В планерные экипажи — пилоты Петр Воробьев и Василий Шушуйкин, механики А. Шерин и Б. Синяев.

* * *

До Казани дошли без происшествий, даже весело, солнышко подсвечивало, грело. Переночевали в столице Татарии и — на Свердловск. Небо заволокло облаками. По профилю маршрута знали, что там, где будут пересекать Уральский хребет, горы высятся на 500 метров. При подходе к хребту облачность прижала аэропоезд ниже гор. Вершины закрылись серыми шапками. Предгорье встретило летчиков вихревыми потоками. Воздушная волна бросила планер Вадима Шмелева вверх и вперед очень резко. Возник сильный провис троса, рывок при его натяжке неминуемо выдернул бы «с мясом» буксировочный замок у планера. Помог большой летный опыт: Шмелев резко дал правую ногу, увел планер в сторону и до рывка носом планера вытянул трос из дуги.

—  «Бобики», переходим на полет по приборам, — донеслось с ведущего самолета.

Планеристы включили «Стрижи» и пошли в облака вслед за буксировщиками. Минуты через две слепого полета на планере Шмелева погас огнистый всплеск «Стрижа».

— На приборе нет огонька, вас не вижу! — как можно спокойнее доложил командир планера буксировщику.

Василий Родин ответил без промедления:

— Снижаюсь три метра в секунду.

Это было очень смелое решение. Внизу горы. Вероятна встреча с вершиной одной из них. По инструкции Родин не имел на это права, но тогда бы он неминуемс| потерял планер над пиками гор. [137]

Выпали из облаков в какую-то долину. Им повезло — вершина горы просматривалась справа в 300–400 метрах, долина заканчивалась тоже стеной. Родин дал полные обороты моторам и полез вверх.

— Держись! — услышал Шмелев с Шушуйкиным.

Они пилотировали планер по кончику троса, взмокли от напряжения и вдруг увидели, что на экране «Стрижа» заплясал импульс. То.появляясь, то пропадая, он позволял уточнять положение планера относительно самолета и продолжать трудный полет.

На высоте 2000 метров сверкнуло солнце, все неприятности остались позади.

Оказывается планеристов выручил борттехник самолета В. Лосев. После радиосообщения об отказе «Стрижа» он, имеющий большой опыт работы с аппаратурой, предположил, что в передатчике локатора нарушился какой-то контакт. Лосев начал стучать кулаком по кожуху передатчика. В момент удара контакт восстанавливался, и на экране «Стрижа» появлялся всплеск.

* * *

На ужине в Свердловске пилоту Шушуйкину подвинули стакан с легким вином. На вопросительный взгляд пилота-планериста сказали:

— Сегодня, Петрович, тебе можно. Считай, вы с Вадимом второй раз родились!
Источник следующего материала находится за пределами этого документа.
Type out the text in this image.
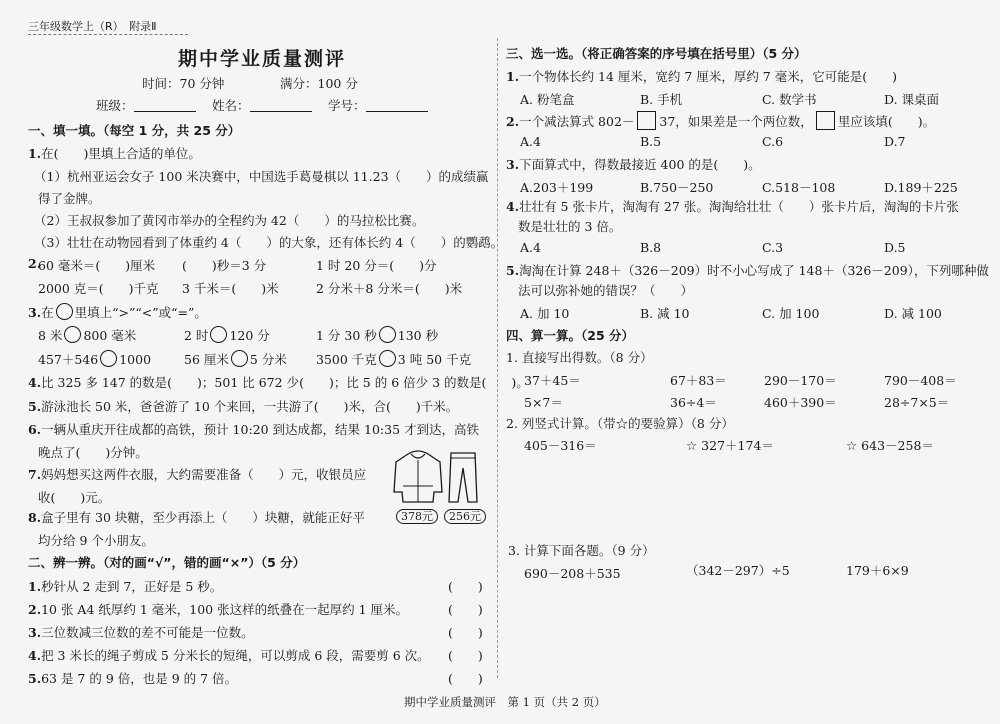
三年级数学上（R）　 附录Ⅱ
期中学业质量测评
时间：70 分钟	满分：100 分
班级： 　	姓名： 　	学号：
一、填一填。（每空 1 分，共 25 分）
1.在(　　)里填上合适的单位。
（1）杭州亚运会女子 100 米决赛中，中国选手葛曼棋以 11.23（　　）的成绩赢
得了金牌。
（2）王叔叔参加了黄冈市举办的全程约为 42（　　）的马拉松比赛。
（3）壮壮在动物园看到了体重约 4（　　）的大象，还有体长约 4（　　）的鹦鹉。
2.
60 毫米＝(　　)厘米 (　　)秒＝3 分	1 时 20 分＝(　　)分
2000 克＝(　　)千克 3 千米＝(　　)米	2 分米＋8 分米＝(　　)米
3.在 里填上“>”“<”或“=”。
8 米 800 毫米	2 时 120 分	1 分 30 秒 130 秒
457＋546 1000	56 厘米 5 分米 3500 千克 3 吨 50 千克
4.比 325 多 147 的数是(　　)；501 比 672 少(　　)；比 5 的 6 倍少 3 的数是(　　)。
5.游泳池长 50 米，爸爸游了 10 个来回，一共游了(　　)米，合(　　)千米。
6.一辆从重庆开往成都的高铁，预计 10:20 到达成都，结果 10:35 才到达，高铁
晚点了(　　)分钟。
7.妈妈想买这两件衣服，大约需要准备（　　）元，收银员应
收(　　)元。
378元	256元
8.盒子里有 30 块糖，至少再添上（　　）块糖，就能正好平
均分给 9 个小朋友。
二、辨一辨。（对的画“√”，错的画“×”）（5 分）
1.秒针从 2 走到 7，正好是 5 秒。	(　　)
2.10 张 A4 纸厚约 1 毫米，100 张这样的纸叠在一起厚约 1 厘米。	(　　)
3.三位数减三位数的差不可能是一位数。	(　　)
4.把 3 米长的绳子剪成 5 分米长的短绳，可以剪成 6 段，需要剪 6 次。 (　　)
5.63 是 7 的 9 倍，也是 9 的 7 倍。	(　　)
三、选一选。（将正确答案的序号填在括号里）（5 分）
1.一个物体长约 14 厘米，宽约 7 厘米，厚约 7 毫米，它可能是(　　)
A. 粉笔盒	B. 手机	C. 数学书	D. 课桌面
2.一个减法算式 802－ 37，如果差是一个两位数， 里应该填(　　)。
A.4	B.5	C.6	D.7
3.下面算式中，得数最接近 400 的是(　　)。
A.203＋199	B.750－250	C.518－108	D.189＋225
4.壮壮有 5 张卡片，淘淘有 27 张。淘淘给壮壮（　　）张卡片后，淘淘的卡片张
数是壮壮的 3 倍。
A.4	B.8	C.3	D.5
5.淘淘在计算 248＋（326－209）时不小心写成了 148＋（326－209），下列哪种做
法可以弥补她的错误？（　　）
A. 加 10	B. 减 10	C. 加 100	D. 减 100
四、算一算。（25 分）
1. 直接写出得数。（8 分）
37＋45＝	67＋83＝	290－170＝	790－408＝
5×7＝	36÷4＝	460＋390＝	28÷7×5＝
2. 列竖式计算。（带☆的要验算）（8 分）
405－316＝	☆ 327＋174＝	☆ 643－258＝
3. 计算下面各题。（9 分）
690－208＋535	（342－297）÷5	179＋6×9
期中学业质量测评　第 1 页（共 2 页）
В день по этапу. Так, без особых происшествий, аэропоезда прошли по маршруту Свердловск — Омск и приземлились в Красноярске.

— Вы на Севере были? — спрашивали планеристов красноярские летчики.

— Пока нет.

— Так куда же вы лезете без моторов? Арктика — ведьма! Оторветесь от самолета, булькнете в полынью и... поминай как звали!

Нельзя сказать, чтобы такие разговорчики не действовали на нервы планеристов, но растерянности у них не вызывали. Они знали, на что шли, знали, что их попытка проникновения в арктические широты на планере даст возможность полярной авиации при необходимости вдвое увеличить поставку грузов исследовательским станциям. Знали и гордились, что до них никто еще не дерзал в подобных перелетах. [138]

— А мы моржачьи науки прошли! — отшучивался невозмутимый Алексей Фролов.

В Красноярске чувствовалось приближение весны, а за Полярным кругом только-только начинался день. Там стояла суровая зима с вьюгами, морозами, частыми ураганными ветрами.

И участники необычной экспедиции хорошо подготовили машины для северных условий полета: просмотрели каждый узел, каждый рычаг, обработали шарниры специальной смазкой. И благополучно преодолели следующую часть маршрута: Красноярск — Подкаменная Тунгуска — Хатанга — Тикси.

Чтобы привыкнуть к сложным условиям работы в высоких широтах, планеристам дали возможность акклиматизироваться, и 24 марта они начали тренировочные полеты над Северным Ледовитым океаном.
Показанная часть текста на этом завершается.